The explanation went that this made them actually different. But in Asach’s mind, the opposite was the case: they were all exactly—exactly—the same. Hide-bound, parochial, inexperienced, defensive, and, generally speaking, hostile, although they papered that over with varying degrees of hubris. In need of fixing.

It was late evening. The soft air and crickets recalled so many other evenings, filled with crickets, or peepers, or cicadas, or all three. A lot had changed in Makassar over thirty-five years. A lot more might have changed—and not for the better—if the ITA hadn’t originally dumped the Prince Samual’s World exiles into the most god-awful, pestilential armpit of the continent. Thankfully, MacKinnie’s successors were still fully occupied with re-creating Church, State, and the Silk Road among the winter-frozen peasantry scattered from Jikar to Batav. Which had the added benefit of occupying the jihadis allied against them, and leaving the warm, gracious, civilized realms of the Bungar delta to the (thankfully largely absentee) colonials and Tambar traders. The local wealth generated by all the movement of exotic woods, and spices, and coffee made life here quite comfortable indeed. And yet.

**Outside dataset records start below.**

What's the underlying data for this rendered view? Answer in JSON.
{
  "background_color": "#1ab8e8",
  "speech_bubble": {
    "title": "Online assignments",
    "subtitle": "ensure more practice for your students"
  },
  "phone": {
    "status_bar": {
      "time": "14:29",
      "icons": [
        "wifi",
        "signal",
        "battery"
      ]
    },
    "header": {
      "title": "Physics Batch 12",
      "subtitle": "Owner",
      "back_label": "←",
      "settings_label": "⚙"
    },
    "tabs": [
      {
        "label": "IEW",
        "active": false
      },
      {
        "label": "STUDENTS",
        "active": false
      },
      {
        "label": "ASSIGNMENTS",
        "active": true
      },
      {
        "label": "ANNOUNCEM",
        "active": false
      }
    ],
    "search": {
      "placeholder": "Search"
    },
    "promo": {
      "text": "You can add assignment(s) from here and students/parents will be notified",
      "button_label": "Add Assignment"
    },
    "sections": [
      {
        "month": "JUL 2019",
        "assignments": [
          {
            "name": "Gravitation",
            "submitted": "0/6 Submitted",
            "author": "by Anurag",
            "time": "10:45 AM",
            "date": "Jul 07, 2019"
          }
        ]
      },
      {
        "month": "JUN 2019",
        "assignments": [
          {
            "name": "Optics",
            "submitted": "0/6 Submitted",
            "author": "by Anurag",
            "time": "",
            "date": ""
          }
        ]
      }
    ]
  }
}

Asach underlined: fixing, and reassessed. So far, Pie, Coffee, People, Different, Fixing. Asach decided, personally, to head into the kitchen, fix some pie and coffee, and give up on this book thing. It just seemed safer that way. Asach was, generally speaking, profoundly tired of being different. It was probably a fair trade for the heaven-sent experience of knowing fifty-seven different ways to explain coffee, but right about now a little rut would be nice. Just a different rut. Somebody else’s rut. A rut that didn’t require so much fixing.